Why it matters: Supermassive black holes (SMBH) are some of the most extreme phenomena populating the universe. They usually reside at the center of their host galaxies, but sometimes they can be ejected from their place to start a solitary pilgrimage through the void of deep space.

By observing an unexpected trail in the gas cloud surrounding a dwarf galaxy, an international team of researchers has now found what they consider a potential candidate for a "runaway supermassive black hole" phenomenon. The light emitted by the gargantuan astronomical object traveled more than 7.5 billion years before reaching planet Earth, and it was seemingly traveling at 1,600 kilometers per second.

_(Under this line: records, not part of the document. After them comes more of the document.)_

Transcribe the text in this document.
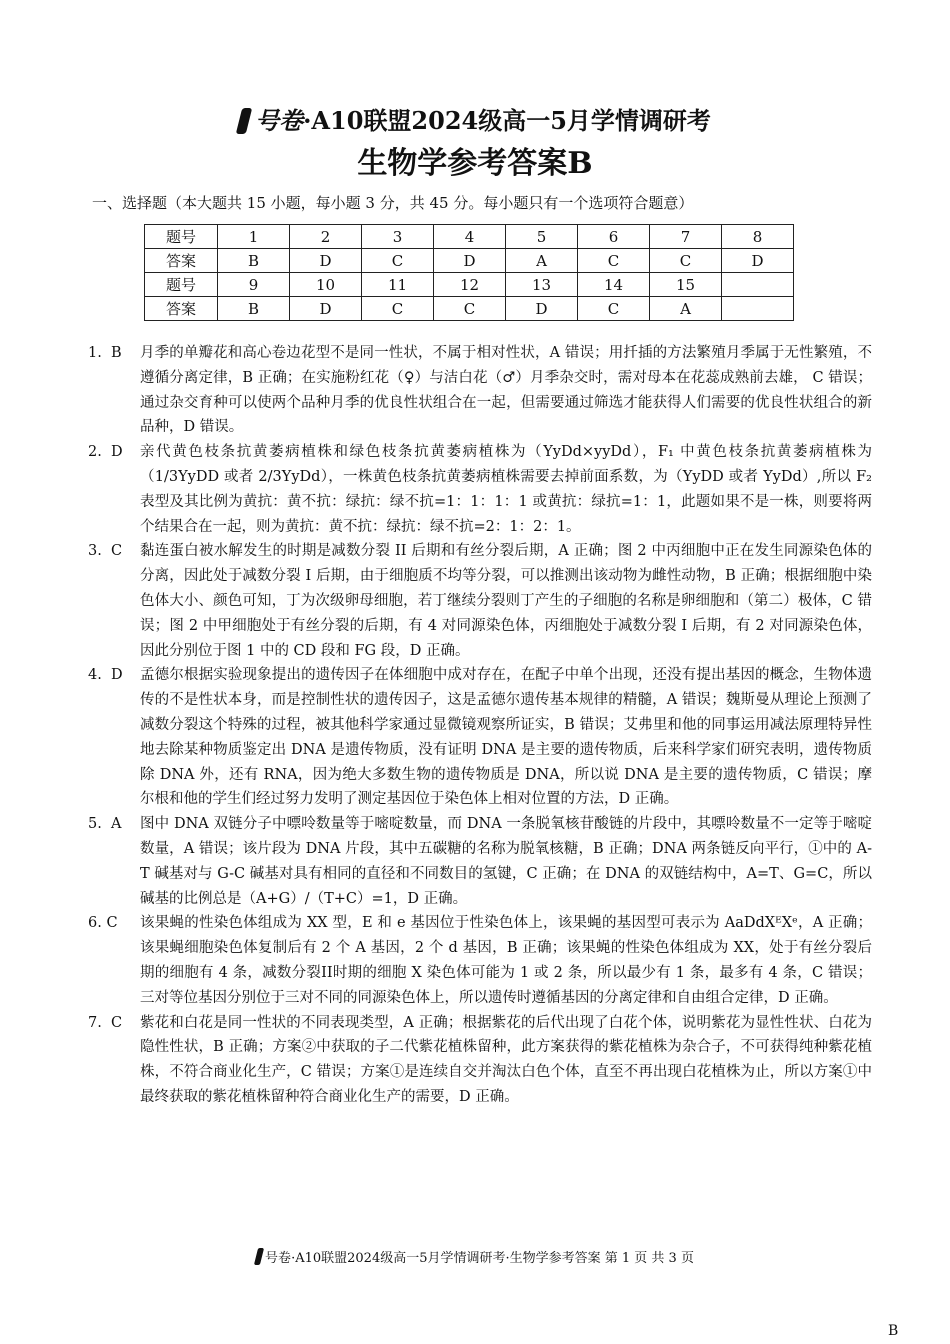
号卷·A10联盟2024级高一5月学情调研考
生物学参考答案B
一、选择题（本大题共 15 小题，每小题 3 分，共 45 分。每小题只有一个选项符合题意）
题号	1	2	3	4	5	6	7	8
答案	B	D	C	D	A	C	C	D
题号	9	10	11	12	13	14	15	
答案	B	D	C	C	D	C	A	
1.  B	月季的单瓣花和高心卷边花型不是同一性状，不属于相对性状，A 错误；用扦插的方法繁殖月季属于无性繁殖，不遵循分离定律，B 正确；在实施粉红花（♀）与洁白花（♂）月季杂交时，需对母本在花蕊成熟前去雄， C 错误；通过杂交育种可以使两个品种月季的优良性状组合在一起，但需要通过筛选才能获得人们需要的优良性状组合的新品种，D 错误。
2.  D	亲代黄色枝条抗黄萎病植株和绿色枝条抗黄萎病植株为（YyDd×yyDd），F₁ 中黄色枝条抗黄萎病植株为（1/3YyDD 或者 2/3YyDd），一株黄色枝条抗黄萎病植株需要去掉前面系数，为（YyDD 或者 YyDd）,所以 F₂ 表型及其比例为黄抗：黄不抗：绿抗：绿不抗=1：1：1：1 或黄抗：绿抗=1：1，此题如果不是一株，则要将两个结果合在一起，则为黄抗：黄不抗：绿抗：绿不抗=2：1：2：1。
3.  C	黏连蛋白被水解发生的时期是减数分裂 II 后期和有丝分裂后期，A 正确；图 2 中丙细胞中正在发生同源染色体的分离，因此处于减数分裂 I 后期，由于细胞质不均等分裂，可以推测出该动物为雌性动物，B 正确；根据细胞中染色体大小、颜色可知，丁为次级卵母细胞，若丁继续分裂则丁产生的子细胞的名称是卵细胞和（第二）极体，C 错误；图 2 中甲细胞处于有丝分裂的后期，有 4 对同源染色体，丙细胞处于减数分裂 I 后期，有 2 对同源染色体，因此分别位于图 1 中的 CD 段和 FG 段，D 正确。
4.  D	孟德尔根据实验现象提出的遗传因子在体细胞中成对存在，在配子中单个出现，还没有提出基因的概念，生物体遗传的不是性状本身，而是控制性状的遗传因子，这是孟德尔遗传基本规律的精髓，A 错误；魏斯曼从理论上预测了减数分裂这个特殊的过程，被其他科学家通过显微镜观察所证实，B 错误；艾弗里和他的同事运用减法原理特异性地去除某种物质鉴定出 DNA 是遗传物质，没有证明 DNA 是主要的遗传物质，后来科学家们研究表明，遗传物质除 DNA 外，还有 RNA，因为绝大多数生物的遗传物质是 DNA，所以说 DNA 是主要的遗传物质，C 错误；摩尔根和他的学生们经过努力发明了测定基因位于染色体上相对位置的方法，D 正确。
5.  A	图中 DNA 双链分子中嘌呤数量等于嘧啶数量，而 DNA 一条脱氧核苷酸链的片段中，其嘌呤数量不一定等于嘧啶数量，A 错误；该片段为 DNA 片段，其中五碳糖的名称为脱氧核糖，B 正确；DNA 两条链反向平行，①中的 A-T 碱基对与 G-C 碱基对具有相同的直径和不同数目的氢键，C 正确；在 DNA 的双链结构中，A=T、G=C，所以碱基的比例总是（A+G）/（T+C）=1，D 正确。
6. C	该果蝇的性染色体组成为 XX 型，E 和 e 基因位于性染色体上，该果蝇的基因型可表示为 AaDdXᴱXᵉ，A 正确；该果蝇细胞染色体复制后有 2 个 A 基因，2 个 d 基因，B 正确；该果蝇的性染色体组成为 XX，处于有丝分裂后期的细胞有 4 条，减数分裂II时期的细胞 X 染色体可能为 1 或 2 条，所以最少有 1 条，最多有 4 条，C 错误；三对等位基因分别位于三对不同的同源染色体上，所以遗传时遵循基因的分离定律和自由组合定律，D 正确。
7.  C	紫花和白花是同一性状的不同表现类型，A 正确；根据紫花的后代出现了白花个体，说明紫花为显性性状、白花为隐性性状，B 正确；方案②中获取的子二代紫花植株留种，此方案获得的紫花植株为杂合子，不可获得纯种紫花植株，不符合商业化生产，C 错误；方案①是连续自交并淘汰白色个体，直至不再出现白花植株为止，所以方案①中最终获取的紫花植株留种符合商业化生产的需要，D 正确。
号卷·A10联盟2024级高一5月学情调研考·生物学参考答案 第 1 页 共 3 页
B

The "serendipitous" discovery is described in a study accepted for publication on The Astrophysical Journal Letters, where researchers from the USA, Canada, and Australia are offering their explanation about how the interaction of a "runaway supermassive black hole" with the circumgalactic medium (CGM) can leave a wake of shocked gas and young stars formation behind.

CGM is a hot plasma formation (where "hot" means 100,000 to 10,000,000 kelvins) believed to exist in the space between galaxies, hosting 40-50% of all the baryonic "normal matter" contained in the current universe. Meanwhile, supermassive black holes are generally feeding themselves with dust and energy at the center of almost every large galaxy like our own Milky Way.

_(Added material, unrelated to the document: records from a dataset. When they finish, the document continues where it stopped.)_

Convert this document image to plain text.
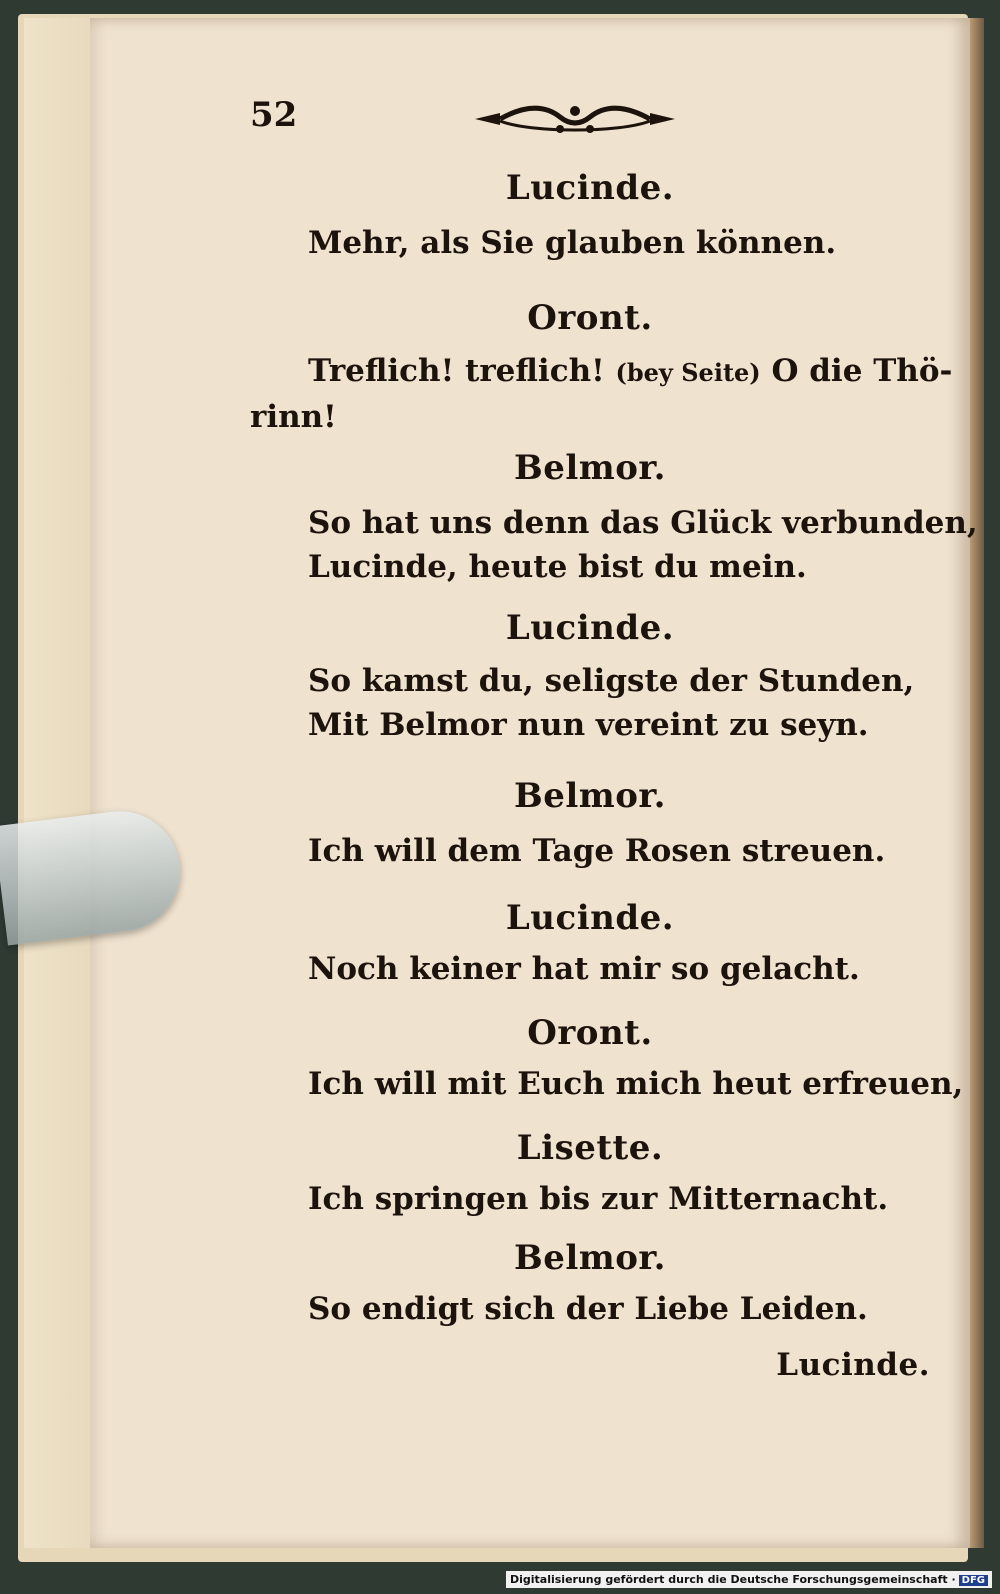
52
Lucinde.
Mehr, als Sie glauben können.
Oront.
Treflich! treflich! (bey Seite) O die Thö-
rinn!
Belmor.
So hat uns denn das Glück verbunden,
Lucinde, heute bist du mein.
Lucinde.
So kamst du, seligste der Stunden,
Mit Belmor nun vereint zu seyn.
Belmor.
Ich will dem Tage Rosen streuen.
Lucinde.
Noch keiner hat mir so gelacht.
Oront.
Ich will mit Euch mich heut erfreuen,
Lisette.
Ich springen bis zur Mitternacht.
Belmor.
So endigt sich der Liebe Leiden.
Lucinde.
Digitalisierung gefördert durch die Deutsche Forschungsgemeinschaft · DFG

In their paper, the researchers are offering some explanations about how a SMBH can leave its galactic center to start wandering through the universe. When a pair of galaxies merge, the paper explains, the two SMBH at their centers form a binary system with the two extreme objects orbiting the gravity center of the new formation for potentially billions of years.

If a third SMBH enters the system, the new complex interaction can lead to a slingshot effect through which one of the black hole cores gets ejected and sent toward outer space. Even without a third SMBH, the galaxy merger could be violent and extreme enough to eventually kick one of the two SMBH nuclei out.

The trail of gas and new stars observed with the Hubble Space Telescope could have other explanations, the researchers concede. However, based on the small number of papers previously written on the topic, they think a rogue SMBH could be the best theory for the observed phenomenon. This kind of research would also benefit from "further theoretical work," the researchers say.